The Center for Public Integrity’s independent analysis of government data confirmed that in 2011 more than 800,000 patients across the country were enrolled in Medicare Advantage plans that are paid rates at least 25 percent higher than under the more common traditional Medicare option run directly by the government.

Supporters counter that the health plans offer extra benefits, such as dental care and hearing aids, and can cost seniors less in out-of-pocket expenses than standard Medicare, a major selling point.

Cutting back on overpayments to Medicare Advantage plans has been a priority for the Obama administration. With the support of some key Democrats in Congress, the administration had hoped to use some of the savings for the Affordable Care Act.

Still, the Obama administration has taken years to get the new round of RADV audits underway amid criticism from the industry over the details. Group Health, a non-profit plan that operates in Washington state and Idaho, argued in a December 2009 letter to CMS that the audit process “could seriously jeopardize the future viability of the Medicare Advantage program.”

While the reasons are not clear, over time CMS has scaled back the amount of money it expects to recoup from the audits.

In testimony before Congress in March 2010, an administration official predicted the audits would result in $7.6 billion in savings over a decade. A year later that figure had shrunk to $6.1 billion over the same period. In late February 2012, the agency simply stated that it expected to collect $370 million in the first year.

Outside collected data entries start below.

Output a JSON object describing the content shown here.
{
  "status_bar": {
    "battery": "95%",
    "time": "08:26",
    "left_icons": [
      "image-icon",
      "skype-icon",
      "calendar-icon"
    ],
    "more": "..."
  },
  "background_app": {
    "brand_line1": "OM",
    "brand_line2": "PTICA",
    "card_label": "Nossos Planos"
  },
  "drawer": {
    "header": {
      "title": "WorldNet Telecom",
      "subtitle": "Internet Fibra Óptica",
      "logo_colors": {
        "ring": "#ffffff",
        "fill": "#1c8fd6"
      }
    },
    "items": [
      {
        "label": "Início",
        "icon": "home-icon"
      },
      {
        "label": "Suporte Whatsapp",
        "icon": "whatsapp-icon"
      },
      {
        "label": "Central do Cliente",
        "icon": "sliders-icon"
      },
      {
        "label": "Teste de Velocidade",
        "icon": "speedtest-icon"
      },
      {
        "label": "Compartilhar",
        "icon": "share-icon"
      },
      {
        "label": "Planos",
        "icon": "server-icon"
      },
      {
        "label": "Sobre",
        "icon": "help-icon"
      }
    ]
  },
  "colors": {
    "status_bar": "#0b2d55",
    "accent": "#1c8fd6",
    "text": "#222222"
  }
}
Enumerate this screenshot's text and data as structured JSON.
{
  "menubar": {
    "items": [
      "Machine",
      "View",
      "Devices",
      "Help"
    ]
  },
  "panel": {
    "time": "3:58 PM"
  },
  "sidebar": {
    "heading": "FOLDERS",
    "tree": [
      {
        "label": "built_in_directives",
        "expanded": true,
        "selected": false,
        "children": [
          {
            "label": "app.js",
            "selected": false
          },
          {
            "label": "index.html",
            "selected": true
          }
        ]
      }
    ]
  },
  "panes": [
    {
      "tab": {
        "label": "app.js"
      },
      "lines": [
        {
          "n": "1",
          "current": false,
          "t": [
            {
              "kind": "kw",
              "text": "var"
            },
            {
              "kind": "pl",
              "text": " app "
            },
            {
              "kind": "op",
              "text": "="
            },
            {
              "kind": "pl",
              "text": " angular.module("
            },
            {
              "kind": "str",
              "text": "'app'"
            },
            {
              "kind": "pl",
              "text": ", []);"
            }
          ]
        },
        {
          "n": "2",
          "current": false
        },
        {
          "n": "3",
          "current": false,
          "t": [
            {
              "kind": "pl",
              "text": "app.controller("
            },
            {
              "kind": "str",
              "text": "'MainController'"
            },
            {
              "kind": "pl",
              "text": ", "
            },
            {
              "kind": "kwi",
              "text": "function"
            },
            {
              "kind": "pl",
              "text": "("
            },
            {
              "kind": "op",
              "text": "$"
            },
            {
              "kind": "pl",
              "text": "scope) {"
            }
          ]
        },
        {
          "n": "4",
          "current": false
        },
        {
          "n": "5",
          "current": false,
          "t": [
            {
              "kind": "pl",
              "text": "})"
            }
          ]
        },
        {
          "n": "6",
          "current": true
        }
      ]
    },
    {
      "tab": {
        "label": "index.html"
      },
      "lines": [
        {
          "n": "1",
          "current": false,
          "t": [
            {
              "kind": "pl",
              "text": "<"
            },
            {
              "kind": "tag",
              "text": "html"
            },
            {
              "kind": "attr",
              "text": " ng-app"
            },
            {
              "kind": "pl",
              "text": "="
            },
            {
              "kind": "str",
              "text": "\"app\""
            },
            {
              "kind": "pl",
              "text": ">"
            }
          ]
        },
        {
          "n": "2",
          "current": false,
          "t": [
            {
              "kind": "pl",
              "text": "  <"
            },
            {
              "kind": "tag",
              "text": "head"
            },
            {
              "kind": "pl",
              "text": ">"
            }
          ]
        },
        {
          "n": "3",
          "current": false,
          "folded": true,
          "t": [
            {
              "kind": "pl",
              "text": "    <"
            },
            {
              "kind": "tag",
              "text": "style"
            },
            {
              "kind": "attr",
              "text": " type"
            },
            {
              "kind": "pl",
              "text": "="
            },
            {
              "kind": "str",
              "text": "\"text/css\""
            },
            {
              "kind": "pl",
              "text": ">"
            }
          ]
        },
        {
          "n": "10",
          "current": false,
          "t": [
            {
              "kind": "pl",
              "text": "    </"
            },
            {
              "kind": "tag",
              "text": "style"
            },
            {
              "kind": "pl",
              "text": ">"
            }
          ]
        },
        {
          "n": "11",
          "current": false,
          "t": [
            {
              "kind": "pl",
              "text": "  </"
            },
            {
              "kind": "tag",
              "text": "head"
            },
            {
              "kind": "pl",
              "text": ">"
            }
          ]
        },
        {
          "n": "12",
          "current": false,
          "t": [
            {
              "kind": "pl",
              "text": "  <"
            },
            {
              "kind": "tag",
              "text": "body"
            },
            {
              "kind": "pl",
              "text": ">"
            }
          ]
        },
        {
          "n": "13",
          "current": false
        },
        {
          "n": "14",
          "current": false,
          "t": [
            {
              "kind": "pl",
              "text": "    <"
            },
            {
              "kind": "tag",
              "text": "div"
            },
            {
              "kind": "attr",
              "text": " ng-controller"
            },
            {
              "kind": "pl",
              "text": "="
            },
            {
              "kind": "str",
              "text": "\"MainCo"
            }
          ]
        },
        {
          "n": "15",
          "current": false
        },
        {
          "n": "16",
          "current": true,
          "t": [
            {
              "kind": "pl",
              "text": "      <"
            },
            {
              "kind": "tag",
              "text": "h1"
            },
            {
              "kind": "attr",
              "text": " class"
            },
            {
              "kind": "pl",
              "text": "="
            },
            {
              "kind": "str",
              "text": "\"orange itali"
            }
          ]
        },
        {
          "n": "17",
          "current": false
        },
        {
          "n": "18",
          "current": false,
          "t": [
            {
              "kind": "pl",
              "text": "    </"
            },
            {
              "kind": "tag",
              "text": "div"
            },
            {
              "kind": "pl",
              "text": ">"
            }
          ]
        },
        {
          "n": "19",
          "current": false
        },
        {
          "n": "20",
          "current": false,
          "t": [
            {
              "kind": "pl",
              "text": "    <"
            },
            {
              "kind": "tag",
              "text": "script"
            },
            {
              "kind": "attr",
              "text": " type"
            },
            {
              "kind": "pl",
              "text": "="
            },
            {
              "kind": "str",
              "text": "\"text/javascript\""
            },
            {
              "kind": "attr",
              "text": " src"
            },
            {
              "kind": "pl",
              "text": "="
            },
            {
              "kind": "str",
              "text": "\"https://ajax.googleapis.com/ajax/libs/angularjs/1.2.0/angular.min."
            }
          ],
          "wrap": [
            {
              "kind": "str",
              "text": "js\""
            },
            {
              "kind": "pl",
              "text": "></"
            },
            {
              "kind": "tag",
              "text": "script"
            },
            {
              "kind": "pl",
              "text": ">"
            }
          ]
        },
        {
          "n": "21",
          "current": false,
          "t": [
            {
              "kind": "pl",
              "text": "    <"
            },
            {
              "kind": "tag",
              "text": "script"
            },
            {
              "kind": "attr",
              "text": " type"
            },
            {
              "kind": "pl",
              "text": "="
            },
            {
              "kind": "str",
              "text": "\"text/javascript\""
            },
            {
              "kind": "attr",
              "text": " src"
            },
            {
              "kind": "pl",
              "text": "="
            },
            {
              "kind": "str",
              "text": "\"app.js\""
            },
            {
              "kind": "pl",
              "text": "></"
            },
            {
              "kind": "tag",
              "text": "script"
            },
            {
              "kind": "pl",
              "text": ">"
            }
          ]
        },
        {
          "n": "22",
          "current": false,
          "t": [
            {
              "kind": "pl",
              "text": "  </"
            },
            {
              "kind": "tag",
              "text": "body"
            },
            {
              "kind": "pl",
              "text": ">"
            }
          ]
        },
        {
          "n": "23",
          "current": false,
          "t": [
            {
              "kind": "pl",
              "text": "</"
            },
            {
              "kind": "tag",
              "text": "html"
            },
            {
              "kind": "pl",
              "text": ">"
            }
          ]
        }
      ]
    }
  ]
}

“Fighting fraud, improving payment accuracy and saving money for Medicare is one of our top priorities,” CMS Administrator Marilyn Tavenner said in a February 2012 prepared statement.

Industry consultant John Gorman said that he believes CMS may be disappointed in what it finds.

“It’s pretty clear that this is a substantial revenue collection exercise for the government,” Gorman said. “They clearly think there is a pot of gold at the end of the rainbow.”

Gorman said officials are likely to find some Medicare Advantage plans that can’t produce adequate documentation of the diseases they billed for, but any shortcomings are the result of the complexity of billing, not abuse or fraud, he believes.